Отсутствие конкуренции фактически снимало все разумные ограничения на привлечение дополнительных ресурсов, ничто не заставляло их экономить, наоборот, стимулировался повсеместный перерасход.
«На Невском машиностроительном заводе ценой нечеловеческого напряжения вышли из прорыва 1930 г. В январе 1931 г. — новый удар. План января выполнен только наполовину. Обед сократили наполовину, но февральский план выполнен только на 60 %. В бригаде формовщиков стали тщательно проверять, как идет работа, сколько материалов на что расходуется, и тут столкнулись с возмутительными фактами. Как и повсюду в цехе, ответственность за использование инструментов никто не нес, обращались с ними варварски. Брали из кладовой столько, сколько смогли унести, многое ломали»[75]. «Например, нужен один напильник, а выписывают дюжину. Цехи, заводские дворы обрастали залежами испорченного и неиспользованного сырья и материалов. У станков в проходах кучи: скобы, болты, рессоры. Завалы были — не пройти»[76].
Средства на проведение индустриализации получали с помощью тех же самых универсальных управленческих инструментов — мобилизации и перераспределения. Мобилизовывали ресурсы второстепенных, по мнению государства, отраслей и сфер деятельности (например, сельского хозяйства, культуры, искусства и т. д.) и перераспределяли их в пользу первостепенных, в первую очередь промышленности. Сам процесс мобилизации и перераспределения был организован крайне неэффективно, но огромный объем привлеченных таким образом ресурсов позволял не обращать внимания на перерасход.
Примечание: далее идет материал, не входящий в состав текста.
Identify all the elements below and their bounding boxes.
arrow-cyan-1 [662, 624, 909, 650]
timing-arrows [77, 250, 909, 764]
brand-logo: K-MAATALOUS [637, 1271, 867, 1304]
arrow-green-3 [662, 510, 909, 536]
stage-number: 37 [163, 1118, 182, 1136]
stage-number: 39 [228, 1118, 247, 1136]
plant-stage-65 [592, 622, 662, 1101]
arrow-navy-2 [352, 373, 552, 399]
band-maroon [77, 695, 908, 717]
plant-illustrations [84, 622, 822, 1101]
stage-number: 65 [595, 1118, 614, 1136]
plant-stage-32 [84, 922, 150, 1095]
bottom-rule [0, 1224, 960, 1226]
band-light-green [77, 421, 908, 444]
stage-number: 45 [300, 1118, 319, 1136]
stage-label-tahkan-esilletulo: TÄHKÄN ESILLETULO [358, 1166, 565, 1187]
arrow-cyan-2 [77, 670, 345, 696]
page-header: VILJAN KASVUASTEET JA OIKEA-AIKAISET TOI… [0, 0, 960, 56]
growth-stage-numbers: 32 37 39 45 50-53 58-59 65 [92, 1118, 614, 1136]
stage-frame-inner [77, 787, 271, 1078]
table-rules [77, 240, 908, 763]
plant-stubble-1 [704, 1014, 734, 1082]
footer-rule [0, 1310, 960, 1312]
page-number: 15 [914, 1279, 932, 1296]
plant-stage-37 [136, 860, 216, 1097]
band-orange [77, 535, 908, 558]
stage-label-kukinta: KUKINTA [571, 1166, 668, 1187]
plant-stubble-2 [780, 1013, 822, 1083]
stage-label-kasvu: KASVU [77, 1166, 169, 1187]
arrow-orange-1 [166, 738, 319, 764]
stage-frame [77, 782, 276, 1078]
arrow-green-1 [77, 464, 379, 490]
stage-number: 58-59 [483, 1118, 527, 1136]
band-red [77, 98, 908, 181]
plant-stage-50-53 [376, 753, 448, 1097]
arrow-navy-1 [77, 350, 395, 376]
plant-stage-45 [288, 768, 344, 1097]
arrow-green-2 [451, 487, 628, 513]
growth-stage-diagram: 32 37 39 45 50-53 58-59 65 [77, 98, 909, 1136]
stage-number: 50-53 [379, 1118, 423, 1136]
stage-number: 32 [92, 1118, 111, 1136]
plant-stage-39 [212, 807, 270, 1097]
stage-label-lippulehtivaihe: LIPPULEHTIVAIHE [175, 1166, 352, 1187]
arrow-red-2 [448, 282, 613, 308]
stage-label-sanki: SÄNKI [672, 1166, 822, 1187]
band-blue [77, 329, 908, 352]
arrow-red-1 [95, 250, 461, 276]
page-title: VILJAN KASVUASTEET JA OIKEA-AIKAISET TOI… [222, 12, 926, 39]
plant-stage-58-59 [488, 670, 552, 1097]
Вот что писал зав. культпросветотделом ЦК ВКП(б) А. И. Стецкий секретарю ЦК ВКП(б) Л. М. Кагановичу (письмо от 26 октября 1933 года):
«В числе проданных за 5 лет 4000 первоклассных картин из советских музеев продано 44 уникальные картины из Эрмитажа (Рафаэля, Рембрандта, Рубенса, Ван Дейка, Тициана и т. д.). Было создано впечатление, что идет массовая распродажа наших художественных сокровищ, в особенности старых мастеров из Эрмитажа. Кризис и упорно проводимая прессой кампания создали крайне трудные условия для продажи, и очень многие ценнейшие произведения искусства пошли за бесценок (скульптура Фальконетта (так в тексте. —
Такой же неэффективностью характеризовалась политика в области науки и образования. Государство одной рукой репрессировало интеллигенцию и высылало ее за границу, уничтожая важнейший ресурс страны, а другой рукой, тратя колоссальные деньги и усилия, резко расширяло систему среднего и высшего образования. Мобилизация людских и финансовых ресурсов и их перераспределение в сферу образования позволяли в значительной степени компенсировать разбазаривание интеллектуальных ресурсов общества. «За 1929–1940 гг. страна получила 868 тыс. специалистов с высшим образованием, 1529 тыс. — со среднеспециальным. В годы 3-й пятилетки ежегодный выпуск специалистов с высшим образованием был в 9 раз, а со средним — в 32 раза выше, чем в 1914 г.»[78].
«Генетически» встроенные в русскую модель управления повышенные мобилизационные возможности позволяют собирать в виде налогов бoльшую долю «общественного пирога», чем в других странах. Даже в условиях нынешнего относительного ослабления государства «расходы расширенного правительства, составлявшие большую часть 90-х годов около половины производимого в стране ВВП, вдвое превышают аналогичные показатели стран соответствующего уровня экономического развития и примерно втрое — показатели быстрорастущих стран. В России сегодня собирают доходов в процентах к ВВП больше, чем в США (в среднем за последние пять лет 36,2 и 30,5 % соответственно). И это при семикратном отставании по уровню экономического развития!»[79].